Although the series had been run on Yokohama tires since 1991, the Japanese company elected to end its relationship with the series after the 2006 series, at which point it was replaced by Cooper Tire and became title sponsor for the series.

===Specifications===
- Chassis: Swift 016.a, Carbon-fibre composite with kevlar, two roll-over structures. No change of chassis during an event
- Engine Displacement: Cosworth Built Mazda 2300 cc MZR DOHC I-4
- Gearbox: Swift 5 Speed Sequential Manual Transmission (must have reverse)
- Power Output: 300 hp @ 8000rpm
- Fuel: VP Racing Fuels 108 RON Leaded gasoline, no refueling (similar to Formula 3, GP2 Series, GP3 Series, Formula 1 and Formula Renaults)
- Fuel Tank: IMSA homologated rubber safety tank
- Fuel Delivery: Fuel injection
- Aspiration: Naturally aspirated
- Electronics/ECU: Cosworth Electronics Data: Pi Research Sigma/ECU - Pectel SQ6/Wiring - Performance Wiring Solutions wiring.
- Length: 4500 mm
- Width: 1956 mm
- Wheelbase: 2776 mm
- Weight: 643 kg, with driver
- Steering: Manual, rack and pinion
- Drivetrain: 2WD only
- Brakes: Performance Friction Brakes
- Tires: Cooper Atlantic Championship racing slicks and rain tires
- Wheel rims: BBS
- Safety equipment: HANS device, Seat belt 6-point supplied by Willans
- Prohibitings: Active suspension, telemetry and traction control

==History==
The history of Formula Atlantic begins with the Sports Car Club of America (SCCA) Formula B class, created in 1965 for single-seat formula cars with engines not exceeding 1600 cm^{3} in capacity.
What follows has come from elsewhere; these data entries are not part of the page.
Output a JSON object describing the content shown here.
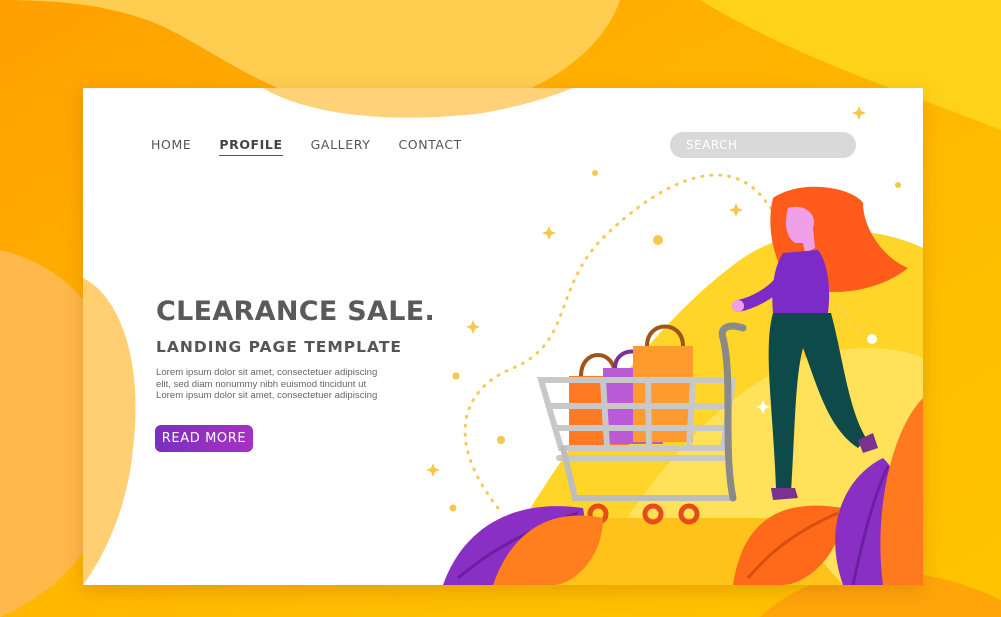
{
  "nav": {
    "items": [
      {
        "label": "HOME",
        "active": false
      },
      {
        "label": "PROFILE",
        "active": true
      },
      {
        "label": "GALLERY",
        "active": false
      },
      {
        "label": "CONTACT",
        "active": false
      }
    ]
  },
  "search": {
    "placeholder": "SEARCH"
  },
  "hero": {
    "title": "CLEARANCE SALE.",
    "subtitle": "LANDING PAGE TEMPLATE",
    "body": "Lorem ipsum dolor sit amet, consectetuer adipiscing elit, sed diam nonummy nibh euismod tincidunt ut Lorem ipsum dolor sit amet, consectetuer adipiscing",
    "cta_label": "READ MORE"
  },
  "colors": {
    "background": "#ffb300",
    "accent_purple": "#8a2fc4",
    "accent_orange": "#ff6a1a",
    "text_dark": "#5a5a5a"
  }
}
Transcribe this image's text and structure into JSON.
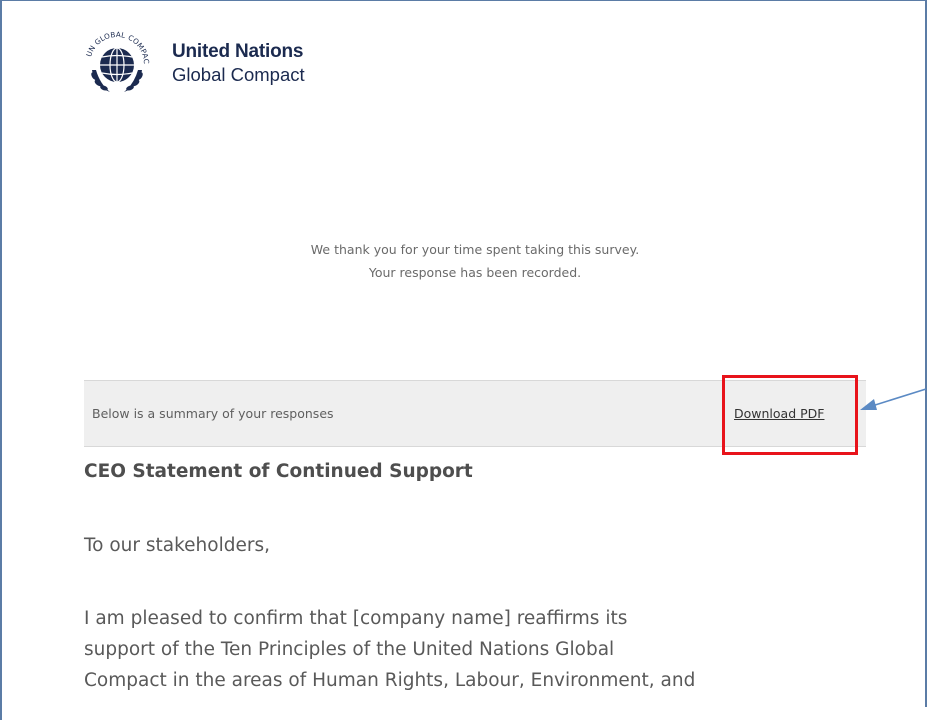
{
  "logo": {
    "emblem_text": "UN GLOBAL COMPACT",
    "line1": "United Nations",
    "line2": "Global Compact"
  },
  "thanks": {
    "line1": "We thank you for your time spent taking this survey.",
    "line2": "Your response has been recorded."
  },
  "summary": {
    "label": "Below is a summary of your responses",
    "download_label": "Download PDF"
  },
  "statement": {
    "title": "CEO Statement of Continued Support",
    "salutation": "To our stakeholders,",
    "body_lines": [
      "I am pleased to confirm that [company name] reaffirms its",
      "support of the Ten Principles of the United Nations Global",
      "Compact in the areas of Human Rights, Labour, Environment, and"
    ]
  },
  "colors": {
    "highlight": "#e8131b",
    "arrow": "#5b8ac4",
    "brand_navy": "#1b2a4f"
  },
  "icons": {
    "logo": "un-global-compact-emblem",
    "callout": "arrow-icon"
  }
}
Prior to Formula Atlantic, professional Formula B races were held in the United States from 1965 to 1972, first with the SCCA's poorly supported Formula A, then as part of the SCCA Formula Continental Championship in 1968 (when they were largely overshadowed by the V8-powered Formula 5000 cars) and then as an independent series from 1969 to 1972.

Formula Atlantic as a class evolved in the United Kingdom in 1971 from the US Formula B rules, with 1600 cm^{3} production-based twin-cam engines (initially dominated by Lotus-Ford Twin Cam-based dry-sump Cosworth Mk.XIII, then by Cosworth BDD when the class became Atlantic in the United States, however other engines like Alfa Romeo and BMW were also eligible). Conceived by John Webb of Brands Hatch (who would later also develop the Sports 2000 class) as a category for national competitors with the performance near a Formula Two car but running costs at or below that of a contemporary Formula Three car. A single (Yellow Pages championship ran in 1971–72, with a rival BP backed series appearing in 1973. 1974 saw the BP series changing sponsor to John Player and the Yellow Pages series becoming backed by John Webb's MCD organisation and Southern Organs. In practice most top drivers competed in both series and there were no date clashes. Only one series ran in 1975–76, in the final year taking the title Indylantic and adopting Indianapolis-style single-car qualifying. But the formula was under threat from Formula 3 and no series ran in 1977–78. The series returned in 1979 with backing (for one season only) from Hitachi and continued to 1983, with diminishing grids and few new cars appearing.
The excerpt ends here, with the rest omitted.